Sexueller Missbrauch
Merkmale und Tatsachen
Sexueller Missbrauch ist jede sexuelle Handlung, die an, mit oder vor Kindern und Jugendlichen gegen deren Willen vorgenommen wird oder der sie aufgrund körperlicher, seelischer, geistiger oder sprachlicher Unterlegenheit nicht wissentlich zustimmen können. Bei unter 14-Jährigen gilt, dass sie grundsätzlich nicht zustimmungsfähig sind.
Die Polizeiliche Kriminalstatistik von 2021 weist ca. 15.500 Fälle von angezeigtem sexuellen Missbrauch aus (§ 176, 176a, 176b StGB). Expert*innen gehen von einer 6-20mal höheren Dunkelziffer aus.
In 9 von 10 Fällen kommen die Täter*innen aus dem sozialen Umfeld der Betroffenen, in vielen Fällen aus der Familie.
Sexueller Missbrauch ist keine gewalttätige Form von Sexualität, sondern eine sexuelle Form von Gewalt. Ihr liegt immer ein Machtmissbrauch zugrunde.
Oft geht sexueller Missbrauch mit anderen Gewaltformen einher, etwa mit psychischer oder körperlicher Gewalt.
Sexueller Missbrauch liegt z.B. dann vor, wenn eine erwachsene oder deutlich ältere Person
- Mädchen oder Jungen dazu bewegt, sexuelle Handlungen an sich selbst, anderen Kindern oder der erwachsenen Person vorzunehmen,
- sie auffordert, sich nackt zu zeigen,
- ihnen pornografische Aufnahmen zeigt oder sie dazu bewegt, bei solchen Aufnahmen mitzumachen,
- sexuelle Handlungen am Körper von Mädchen oder Jungen vornimmt,
- mit Mädchen oder Jungen analen, oralen oder vaginalen Geschlechtsverkehr ausübt.
Bei über 80% der Fälle beginnt der Missbrauch im Alter zwischen 0 und 12 Jahren, eine Häufung findet sich in der Altersgruppe der 5- bis 8-Jährigen.
Täter*innen nutzen ihre Macht- und Autoritätsposition und ein bestehendes Vertrauensverhältnis aus, um eigene Bedürfnisse auf Kosten des Kindes bzw. der jugendlichen Person zu befriedigen.
Motive sind dabei nicht in erster Linie sexuelle Bedürfnisse, sondern das Verlangen nach Macht und Unterwerfung.
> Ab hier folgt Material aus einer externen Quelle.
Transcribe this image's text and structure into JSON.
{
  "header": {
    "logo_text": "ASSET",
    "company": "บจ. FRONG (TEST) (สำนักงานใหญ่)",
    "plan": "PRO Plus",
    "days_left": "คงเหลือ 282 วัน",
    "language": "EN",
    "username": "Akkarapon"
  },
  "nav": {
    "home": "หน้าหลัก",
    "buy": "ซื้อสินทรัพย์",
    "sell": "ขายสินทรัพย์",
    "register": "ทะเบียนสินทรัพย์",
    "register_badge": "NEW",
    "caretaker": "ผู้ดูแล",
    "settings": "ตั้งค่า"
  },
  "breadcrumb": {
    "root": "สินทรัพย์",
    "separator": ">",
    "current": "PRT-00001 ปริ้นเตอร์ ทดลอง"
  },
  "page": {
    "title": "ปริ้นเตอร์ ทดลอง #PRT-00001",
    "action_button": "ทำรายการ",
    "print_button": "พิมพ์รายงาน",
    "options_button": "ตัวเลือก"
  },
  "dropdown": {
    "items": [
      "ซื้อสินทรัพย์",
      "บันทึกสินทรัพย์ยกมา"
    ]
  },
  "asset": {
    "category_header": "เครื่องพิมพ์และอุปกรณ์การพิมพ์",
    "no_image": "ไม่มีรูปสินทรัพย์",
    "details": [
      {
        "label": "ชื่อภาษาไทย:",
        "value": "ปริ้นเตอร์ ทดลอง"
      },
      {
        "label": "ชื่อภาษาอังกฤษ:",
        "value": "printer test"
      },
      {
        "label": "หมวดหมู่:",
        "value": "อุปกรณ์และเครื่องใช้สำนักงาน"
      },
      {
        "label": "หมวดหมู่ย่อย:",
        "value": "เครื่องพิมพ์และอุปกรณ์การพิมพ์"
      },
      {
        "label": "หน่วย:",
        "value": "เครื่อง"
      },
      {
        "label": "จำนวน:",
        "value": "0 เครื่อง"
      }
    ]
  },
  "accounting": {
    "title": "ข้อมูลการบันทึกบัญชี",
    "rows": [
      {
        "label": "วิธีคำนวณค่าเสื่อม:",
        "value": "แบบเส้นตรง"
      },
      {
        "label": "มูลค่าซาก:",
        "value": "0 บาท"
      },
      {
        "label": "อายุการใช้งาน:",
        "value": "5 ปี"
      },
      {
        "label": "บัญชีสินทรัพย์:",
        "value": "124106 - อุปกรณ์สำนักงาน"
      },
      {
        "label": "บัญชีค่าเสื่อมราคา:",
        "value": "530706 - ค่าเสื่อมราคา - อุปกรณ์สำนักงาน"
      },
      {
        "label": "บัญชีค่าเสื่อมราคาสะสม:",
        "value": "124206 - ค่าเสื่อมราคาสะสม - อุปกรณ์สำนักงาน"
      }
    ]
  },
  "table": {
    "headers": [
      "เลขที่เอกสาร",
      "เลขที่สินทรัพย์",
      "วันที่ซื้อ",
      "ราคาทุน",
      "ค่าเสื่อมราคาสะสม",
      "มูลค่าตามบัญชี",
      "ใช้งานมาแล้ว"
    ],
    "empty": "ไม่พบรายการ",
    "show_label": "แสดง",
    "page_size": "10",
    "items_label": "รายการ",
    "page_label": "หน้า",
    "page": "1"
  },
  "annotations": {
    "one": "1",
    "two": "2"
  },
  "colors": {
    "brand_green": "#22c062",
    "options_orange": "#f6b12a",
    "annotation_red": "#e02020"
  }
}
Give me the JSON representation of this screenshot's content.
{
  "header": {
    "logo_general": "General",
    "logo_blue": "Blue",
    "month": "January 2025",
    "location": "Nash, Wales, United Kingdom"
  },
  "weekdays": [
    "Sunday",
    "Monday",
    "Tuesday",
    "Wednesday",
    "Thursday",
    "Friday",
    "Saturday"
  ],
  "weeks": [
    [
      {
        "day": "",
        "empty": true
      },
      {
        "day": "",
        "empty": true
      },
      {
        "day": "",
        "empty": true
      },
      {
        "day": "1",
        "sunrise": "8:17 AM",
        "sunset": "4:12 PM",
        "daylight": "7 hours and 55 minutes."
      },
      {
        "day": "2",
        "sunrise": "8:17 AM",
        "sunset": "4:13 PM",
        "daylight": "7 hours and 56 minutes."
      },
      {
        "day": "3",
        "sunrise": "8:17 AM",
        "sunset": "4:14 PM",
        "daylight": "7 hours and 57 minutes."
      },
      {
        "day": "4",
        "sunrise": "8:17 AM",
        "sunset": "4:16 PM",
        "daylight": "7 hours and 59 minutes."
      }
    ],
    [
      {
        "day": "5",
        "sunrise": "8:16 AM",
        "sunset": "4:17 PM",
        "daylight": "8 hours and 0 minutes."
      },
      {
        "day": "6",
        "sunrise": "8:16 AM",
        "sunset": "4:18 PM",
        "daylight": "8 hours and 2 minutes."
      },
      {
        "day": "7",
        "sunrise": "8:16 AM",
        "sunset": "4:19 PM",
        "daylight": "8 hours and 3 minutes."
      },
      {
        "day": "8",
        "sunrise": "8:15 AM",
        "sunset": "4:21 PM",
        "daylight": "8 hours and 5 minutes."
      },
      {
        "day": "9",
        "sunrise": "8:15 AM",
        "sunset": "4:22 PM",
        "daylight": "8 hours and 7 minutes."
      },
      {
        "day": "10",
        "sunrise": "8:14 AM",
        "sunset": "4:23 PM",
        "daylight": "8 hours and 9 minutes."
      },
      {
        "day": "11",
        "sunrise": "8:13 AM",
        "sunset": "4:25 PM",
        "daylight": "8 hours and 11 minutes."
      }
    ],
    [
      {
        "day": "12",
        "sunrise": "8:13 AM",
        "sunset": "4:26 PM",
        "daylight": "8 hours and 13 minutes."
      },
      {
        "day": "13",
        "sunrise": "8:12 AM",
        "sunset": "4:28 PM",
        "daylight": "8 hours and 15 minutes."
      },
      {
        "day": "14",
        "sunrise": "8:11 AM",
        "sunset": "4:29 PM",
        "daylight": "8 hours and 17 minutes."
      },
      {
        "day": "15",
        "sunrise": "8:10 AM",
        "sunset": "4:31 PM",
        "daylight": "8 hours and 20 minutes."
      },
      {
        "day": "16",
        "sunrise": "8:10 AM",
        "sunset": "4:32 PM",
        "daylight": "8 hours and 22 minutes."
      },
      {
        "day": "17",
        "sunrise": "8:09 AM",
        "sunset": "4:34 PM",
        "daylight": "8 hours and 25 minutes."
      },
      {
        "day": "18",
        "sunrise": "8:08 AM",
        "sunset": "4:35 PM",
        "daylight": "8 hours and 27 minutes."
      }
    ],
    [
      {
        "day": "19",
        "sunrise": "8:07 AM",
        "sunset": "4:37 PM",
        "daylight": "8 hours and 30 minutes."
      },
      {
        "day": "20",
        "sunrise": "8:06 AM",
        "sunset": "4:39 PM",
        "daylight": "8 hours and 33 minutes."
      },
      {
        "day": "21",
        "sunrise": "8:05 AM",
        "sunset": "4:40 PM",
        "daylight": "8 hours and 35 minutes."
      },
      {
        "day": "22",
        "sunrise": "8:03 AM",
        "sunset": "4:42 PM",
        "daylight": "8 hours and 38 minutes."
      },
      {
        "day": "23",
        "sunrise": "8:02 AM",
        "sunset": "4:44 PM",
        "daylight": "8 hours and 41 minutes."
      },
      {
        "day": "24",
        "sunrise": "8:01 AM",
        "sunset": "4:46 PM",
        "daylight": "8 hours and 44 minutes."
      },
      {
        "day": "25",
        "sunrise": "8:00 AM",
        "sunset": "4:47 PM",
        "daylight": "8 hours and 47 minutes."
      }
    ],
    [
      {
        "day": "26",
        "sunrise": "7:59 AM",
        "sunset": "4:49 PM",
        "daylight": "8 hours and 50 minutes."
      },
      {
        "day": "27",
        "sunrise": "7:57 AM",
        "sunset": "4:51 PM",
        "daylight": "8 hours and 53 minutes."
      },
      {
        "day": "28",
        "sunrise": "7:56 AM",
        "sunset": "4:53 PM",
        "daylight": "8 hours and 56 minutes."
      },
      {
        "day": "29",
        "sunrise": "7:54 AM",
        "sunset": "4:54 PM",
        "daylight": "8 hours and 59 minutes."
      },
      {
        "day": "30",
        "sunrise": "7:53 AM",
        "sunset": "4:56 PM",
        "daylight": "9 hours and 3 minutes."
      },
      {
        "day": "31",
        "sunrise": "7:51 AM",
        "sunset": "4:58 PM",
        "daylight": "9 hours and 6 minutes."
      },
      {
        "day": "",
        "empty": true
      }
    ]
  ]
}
Die Taten sind oft systematisch geplant, die Ängste, Schuld- und Schamgefühle der betroffenen Kinder und Jugendlichen werden strategisch genutzt, um unentdeckt zu bleiben.
Im Verlauf eines fortgesetzten Missbrauchs geraten betroffene Kinder zunehmend in verwirrende, beängstigende und häufig auch gegensätzliche Gefühle.
Vielfältige Ängste bestimmen ihren Alltag, wie die Angst vor Wiederholung der Übergriffe, die Angst vor körperlichen Schmerzen, die Angst vor Entdeckung und davor, dass die Drohungen des Täters oder der Täterin wahr werden. Mit den Ängsten sind Gefühle von Ohnmacht, Hilflosigkeit und Ausweglosigkeit verbunden.
Von sexuellem Missbrauch betroffene Kinder erfahren, dass ihr Körper für die Befriedigung anderer benutzt wird. Ihre persönlichen Grenzen, ihre Bedürfnisse und Willensäußerungen werden immer wieder übergangen. Daraus resultieren Gefühle von Demütigung und Erniedrigung.
Fortgesetzter sexueller Missbrauch ist meist verbunden mit Verwirrung und Zweifeln an der eigenen Wahrnehmung. Ein vertrauter und oftmals auch geliebter Mensch tut dem Kind Gewalt an und versucht dabei gezielt, die Gefühle des Kindes zu leugnen, z.B. indem er sagt: „Das macht dir doch Spaß.“ Indem Täter*innen den Kindern verbieten, anderen Menschen davon zu erzählen, geraten die Kinder in Isolation und können ihre Wahrnehmung nicht durch den Austausch mit anderen Personen überprüfen. Schuld- und Schamgefühle verhindern dies zusätzlich.
Das öffentliche Bewusstsein ist im Hinblick auf sexuellen Missbrauch immer noch mit vielen Mythen und Fehleinschätzungen behaftet.
Auch diese erschweren es Betroffenen, über Erlebtes zu sprechen und sich Hilfe zu holen. Aufgabe von Gewaltprävention ist es demnach unter Anderem, solchen Mythen die Tatsachen entgegenzustellen.